Вопрос, который часто задают: почему так мало хороших современных комедий? — по-видимому, в значительной степени отвечает сам на себя. Это потому, что было написано так много превосходных комедий, что в настоящее время не пишется ни одной. Комедия естественным образом изживает себя — уничтожает ту самую пищу, которой живет; и, постоянно и успешно подвергая насмешкам глупости и слабости человечества, в конце концов не оставляет себе ничего, над чем стоило бы посмеяться. Она держит зеркало перед природой; и люди, видя, как их самые яркие особенности и недостатки проходят в веселом обзоре перед ними, учатся либо избегать, либо скрывать их. Не критика, которую общественный вкус упражняет на сцене, а критика, которую сцена упражняет на общественных нравах, губительна для комедии, делая ее предметную область ручной, правильной и безжизненной. Нас приучили к своего рода глупому декоруму и заставили носить одну и ту же скучную униформу внешнего вида; и все же спрашивают, почему Комическая Муза не указывает, как бывало, на особенности нашей походки и жестов и не демонстрирует живописный контраст нашего платья и костюма во всем том изящном разнообразии, в котором она находит удовольствие. Подлинный источник комического письма,

‘Where it must live, or have no life at all,’
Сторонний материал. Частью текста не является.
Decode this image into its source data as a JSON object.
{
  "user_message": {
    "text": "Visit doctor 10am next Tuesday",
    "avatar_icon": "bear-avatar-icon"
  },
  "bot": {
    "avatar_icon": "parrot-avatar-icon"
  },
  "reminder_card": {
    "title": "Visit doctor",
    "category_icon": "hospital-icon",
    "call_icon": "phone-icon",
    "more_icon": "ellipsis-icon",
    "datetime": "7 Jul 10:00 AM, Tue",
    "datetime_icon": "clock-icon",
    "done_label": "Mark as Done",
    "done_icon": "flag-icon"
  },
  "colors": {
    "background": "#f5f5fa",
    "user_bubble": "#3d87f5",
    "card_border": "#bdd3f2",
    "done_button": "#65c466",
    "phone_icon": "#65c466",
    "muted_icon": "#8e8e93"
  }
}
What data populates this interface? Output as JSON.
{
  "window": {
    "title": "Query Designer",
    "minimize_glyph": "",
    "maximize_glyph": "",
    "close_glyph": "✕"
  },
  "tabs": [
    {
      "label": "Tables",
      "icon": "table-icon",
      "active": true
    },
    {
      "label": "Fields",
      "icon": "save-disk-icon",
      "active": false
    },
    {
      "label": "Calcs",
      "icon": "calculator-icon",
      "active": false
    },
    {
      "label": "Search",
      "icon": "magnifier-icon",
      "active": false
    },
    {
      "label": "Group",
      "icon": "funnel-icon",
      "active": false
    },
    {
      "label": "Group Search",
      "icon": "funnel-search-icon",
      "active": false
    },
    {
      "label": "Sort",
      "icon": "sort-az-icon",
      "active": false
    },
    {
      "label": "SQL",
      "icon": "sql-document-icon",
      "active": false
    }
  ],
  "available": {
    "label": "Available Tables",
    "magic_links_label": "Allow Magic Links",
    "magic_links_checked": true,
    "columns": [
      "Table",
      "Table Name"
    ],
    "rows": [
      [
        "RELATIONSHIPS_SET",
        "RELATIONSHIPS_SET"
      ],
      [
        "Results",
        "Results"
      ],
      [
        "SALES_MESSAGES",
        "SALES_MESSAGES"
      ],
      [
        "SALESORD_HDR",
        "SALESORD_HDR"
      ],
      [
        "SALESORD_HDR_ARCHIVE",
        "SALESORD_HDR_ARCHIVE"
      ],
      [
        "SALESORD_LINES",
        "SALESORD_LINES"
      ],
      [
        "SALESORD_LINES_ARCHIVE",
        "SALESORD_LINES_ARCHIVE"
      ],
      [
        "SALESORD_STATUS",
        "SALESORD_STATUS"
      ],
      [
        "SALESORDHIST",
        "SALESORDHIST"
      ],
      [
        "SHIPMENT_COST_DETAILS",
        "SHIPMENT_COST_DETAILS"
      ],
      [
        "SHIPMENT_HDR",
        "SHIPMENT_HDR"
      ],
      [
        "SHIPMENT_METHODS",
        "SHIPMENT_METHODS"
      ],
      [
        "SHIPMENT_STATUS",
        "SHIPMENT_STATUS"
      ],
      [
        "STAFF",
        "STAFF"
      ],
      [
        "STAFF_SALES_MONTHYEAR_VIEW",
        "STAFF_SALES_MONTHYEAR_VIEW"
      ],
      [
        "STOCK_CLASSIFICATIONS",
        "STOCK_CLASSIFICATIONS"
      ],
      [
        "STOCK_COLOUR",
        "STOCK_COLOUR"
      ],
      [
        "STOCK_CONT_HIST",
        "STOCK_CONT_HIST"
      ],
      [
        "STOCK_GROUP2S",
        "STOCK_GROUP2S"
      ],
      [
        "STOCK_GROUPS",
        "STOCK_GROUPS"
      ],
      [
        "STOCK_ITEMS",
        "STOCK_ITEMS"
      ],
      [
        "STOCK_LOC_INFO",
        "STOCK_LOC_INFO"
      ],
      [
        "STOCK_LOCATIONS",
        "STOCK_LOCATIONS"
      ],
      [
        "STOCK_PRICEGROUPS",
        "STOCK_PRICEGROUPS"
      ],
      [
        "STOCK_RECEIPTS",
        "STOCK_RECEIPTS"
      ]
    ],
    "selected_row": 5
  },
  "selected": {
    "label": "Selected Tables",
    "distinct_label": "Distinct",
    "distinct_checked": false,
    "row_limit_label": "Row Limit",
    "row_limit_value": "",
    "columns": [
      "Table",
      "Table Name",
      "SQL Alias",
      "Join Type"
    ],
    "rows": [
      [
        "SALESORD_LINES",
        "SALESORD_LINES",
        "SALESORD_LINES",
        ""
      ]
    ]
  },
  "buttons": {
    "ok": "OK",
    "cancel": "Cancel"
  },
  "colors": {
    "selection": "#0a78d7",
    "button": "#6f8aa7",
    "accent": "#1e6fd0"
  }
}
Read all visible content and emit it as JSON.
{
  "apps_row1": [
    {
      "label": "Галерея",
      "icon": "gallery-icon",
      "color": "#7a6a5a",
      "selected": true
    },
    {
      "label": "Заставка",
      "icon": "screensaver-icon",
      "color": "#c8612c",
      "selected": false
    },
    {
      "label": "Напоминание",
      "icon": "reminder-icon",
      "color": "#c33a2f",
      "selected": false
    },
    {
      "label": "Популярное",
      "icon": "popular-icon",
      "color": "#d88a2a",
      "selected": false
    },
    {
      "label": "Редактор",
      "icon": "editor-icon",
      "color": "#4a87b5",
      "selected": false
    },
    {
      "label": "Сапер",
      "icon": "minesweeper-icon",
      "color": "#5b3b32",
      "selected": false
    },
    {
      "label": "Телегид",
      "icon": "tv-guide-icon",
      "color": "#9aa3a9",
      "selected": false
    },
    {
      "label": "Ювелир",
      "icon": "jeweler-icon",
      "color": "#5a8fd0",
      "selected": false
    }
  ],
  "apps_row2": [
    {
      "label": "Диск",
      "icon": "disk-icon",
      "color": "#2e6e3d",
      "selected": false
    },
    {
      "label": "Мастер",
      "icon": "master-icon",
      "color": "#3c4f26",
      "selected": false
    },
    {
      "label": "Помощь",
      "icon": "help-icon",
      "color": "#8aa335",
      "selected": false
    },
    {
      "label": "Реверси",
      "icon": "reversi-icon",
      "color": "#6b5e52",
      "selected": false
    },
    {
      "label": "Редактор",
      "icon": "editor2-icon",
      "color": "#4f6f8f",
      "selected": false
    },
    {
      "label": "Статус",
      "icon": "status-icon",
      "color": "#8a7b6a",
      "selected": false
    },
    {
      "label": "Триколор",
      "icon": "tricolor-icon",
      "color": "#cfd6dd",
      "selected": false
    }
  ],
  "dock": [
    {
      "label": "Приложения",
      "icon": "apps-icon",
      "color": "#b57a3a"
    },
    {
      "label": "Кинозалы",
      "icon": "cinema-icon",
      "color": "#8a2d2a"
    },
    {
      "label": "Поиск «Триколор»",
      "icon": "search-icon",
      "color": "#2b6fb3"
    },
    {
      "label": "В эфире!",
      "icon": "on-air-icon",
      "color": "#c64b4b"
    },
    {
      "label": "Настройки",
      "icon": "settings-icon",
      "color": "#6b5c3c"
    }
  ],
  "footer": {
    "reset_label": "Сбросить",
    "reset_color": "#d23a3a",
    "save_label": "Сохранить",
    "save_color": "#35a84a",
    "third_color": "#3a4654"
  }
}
несомненно, находится в отличительных особенностях людей и нравов. Теперь это различие может существовать, чтобы быть сильным, острым и общим, только пока нравы разных классов формируются непосредственно их конкретными обстоятельствами, а характеры индивидов — их природным темпераментом и ситуацией, не будучи вечно модифицированными и нейтрализованными общением с миром — знанием и образованием. На определенной стадии общества можно сказать, что люди прозябают, как деревья, и пускают корни в почву, в которой растут. У них нет идеи о чем-либо за пределами самих себя и своей непосредственной сферы деятельности; они, так сказать, ограничены и определены своими конкретными обстоятельствами; они — то, что делает их ситуация, и ничего больше. Каждый поглощен своей профессией или занятием, и каждый в свою очередь приобретает ту привычную особенность манер и мнений, которая делает его предметом насмешек для других и забавой Комической Музы. Таким образом, врач — не кто иной, как врач, юрист — просто юрист, ученый вырождается в педанта, сельский сквайр — это другой вид существа, чем светский джентльмен, горожанин и придворный обитают в другом мире, и даже аффектация определенных характеров, в подражании глупостям или порокам своих начальников, лишь служит для того, чтобы показать неизмеримое расстояние, которое обычай или судьба поместили между ними. Отсюда ранние комические писатели, пользуясь этой смешанной и твердой массой невежества, глупости, гордости и предрассудков, сделали те глубокие и длительные надрезы в ней, — дали те острые и тонкие штрихи, ту смелую рельефность своим персонажам, — противопоставили их во всем разнообразии контраста и столкновения, сознательного самодовольства и взаимной антипатии, с силой, которая может найти полный простор только в тех же богатых и неисчерпаемых материалах. Но по мере того, как комический гений преуспевает в снятии маски с невежества и самомнения, как он учит нас

‘See ourselves as others see us,’—

по мере того, как нас выводят на сцену вместе, и наши предрассудки сталкиваются друг с другом, наши острые угловатые точки стираются; мы больше не ригидны в абсурдности, страстны в глупости, и мы предотвращаем насмешки, направленные на наши привычные слабости, смеясь над ними самими.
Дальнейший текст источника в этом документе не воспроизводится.